Diciamo no ai ghetti a luci rosse, bisogna liberare le strade

10/02/2015  La zona “a luci rosse” prevista all’Eur è ipocrita e umiliante. Il mondo cattolico unito: spezziamo il meccanismo infernale.

A Roma, a breve, su proposta di Andrea Santoro, presidente del IX Municipio, potrà nascere nel quartiere Eur, a sud della capitale, una zona a luci rosse dove la prostituzione sarà praticamente legale. Contrari all’iniziativa non solo gli esponenti dei partiti d’opposizione, ma anche parte della maggioranza. Nonostante questo il sindaco Marino, preoccupato per il decoro della sua città, assicura che vedremo la prima zona entro aprile e, per mostrare il “bene” che sta dietro a questo progetto, promette tutela e protezione per le donne che vendono il loro corpo per strada.

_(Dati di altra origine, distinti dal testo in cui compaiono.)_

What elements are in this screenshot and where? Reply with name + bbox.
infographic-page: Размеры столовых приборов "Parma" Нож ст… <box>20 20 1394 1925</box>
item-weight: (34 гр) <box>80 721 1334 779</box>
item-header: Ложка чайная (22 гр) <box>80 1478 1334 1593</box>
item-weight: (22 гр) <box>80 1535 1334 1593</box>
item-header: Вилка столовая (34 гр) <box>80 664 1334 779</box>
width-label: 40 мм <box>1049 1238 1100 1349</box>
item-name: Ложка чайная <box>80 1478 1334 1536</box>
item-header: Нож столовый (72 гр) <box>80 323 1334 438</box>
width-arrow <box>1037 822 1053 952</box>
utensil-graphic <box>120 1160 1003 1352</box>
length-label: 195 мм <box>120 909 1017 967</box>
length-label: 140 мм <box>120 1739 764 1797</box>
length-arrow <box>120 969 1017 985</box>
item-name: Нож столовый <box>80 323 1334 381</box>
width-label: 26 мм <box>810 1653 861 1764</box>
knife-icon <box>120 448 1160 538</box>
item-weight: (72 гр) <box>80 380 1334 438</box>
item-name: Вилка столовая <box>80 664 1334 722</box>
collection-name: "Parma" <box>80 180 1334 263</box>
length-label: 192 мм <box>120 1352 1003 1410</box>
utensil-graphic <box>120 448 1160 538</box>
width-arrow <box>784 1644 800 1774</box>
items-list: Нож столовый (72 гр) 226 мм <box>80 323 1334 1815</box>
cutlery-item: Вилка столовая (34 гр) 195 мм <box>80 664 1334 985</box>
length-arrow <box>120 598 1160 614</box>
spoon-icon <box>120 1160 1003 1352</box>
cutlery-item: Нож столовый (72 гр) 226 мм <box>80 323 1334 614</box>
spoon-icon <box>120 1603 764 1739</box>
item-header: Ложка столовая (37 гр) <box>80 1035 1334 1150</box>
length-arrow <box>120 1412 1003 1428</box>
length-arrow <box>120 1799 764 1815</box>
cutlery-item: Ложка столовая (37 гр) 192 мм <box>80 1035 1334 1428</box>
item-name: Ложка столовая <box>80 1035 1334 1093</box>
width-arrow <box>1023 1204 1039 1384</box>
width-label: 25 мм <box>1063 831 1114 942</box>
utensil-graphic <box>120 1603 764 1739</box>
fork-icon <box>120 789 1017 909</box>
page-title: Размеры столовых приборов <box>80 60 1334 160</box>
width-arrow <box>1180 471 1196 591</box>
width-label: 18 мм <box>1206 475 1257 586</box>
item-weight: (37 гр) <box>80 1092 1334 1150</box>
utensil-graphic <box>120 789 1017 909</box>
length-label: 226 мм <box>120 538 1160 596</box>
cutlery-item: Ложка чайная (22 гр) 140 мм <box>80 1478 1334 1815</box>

Il degrado delle vie dove le donne sono costrette a prostituirsi è qualcosa che dà fastidio. Ma l’idea che per porre fine a questo spettacolo sia auspicabile un “ghetto” è ipocrita. Troppa gente fa finta di non sapere che le ragazze, spesso giovanissime se non minorenni, costrette a lavorare sulla strada, sono schiave. Ipocrita è chi crede che per loro sia un beneficio continuare a esercitare un lavoro umiliante e contrario alla dignità della persona ma in un luogo “protetto”.
Queste donne vanno, invece, liberate dalla condizione in cui si trovano. E i loro aguzzini vanno perseguiti. Non aiutati a proseguire lo sfruttamento.

Chiara la posizione della Chiesa con le parole di monsignor Enrico Feroci, direttore della Caritas di Roma: «Se lo si vuole, la schiavitù della prostituzione può essere debellata». Legalizzarla significa «accettare l’idea che un minorenne venga sfruttato per i propri interessi. E questo è assurdo. Si permette che si utilizzino altre persone per i propri comodi senza che a nessuno importi di loro».

Grida il suo no anche l’Associazione Giovanni XXIII, fondata da don Oreste Benzi, da sempre in prima fila per aiutare chi vuole uscire dal giro dello sfruttamento. Il responsabile Giovanni Ramonda condanna con fermezza la scelta dell’amministrazione romana. E rilancia, invitando ad affrontare il fenomeno come accade in altri Paesi europei: contrastando la domanda e istituendo un sistema di multe per i clienti per debellare il fenomeno: «I clienti sono di fatto i primi sfruttatori della donna, e in secondo luogo finanziatori del racket. Debellare la prostituzione è possibile, da mesi abbiamo presentato al Governo una proposta di legge per adottare in Italia il “modello nordico” che li sanziona».  Su questo il sindaco Marino, da “buon cattolico”, non ha nulla da dire?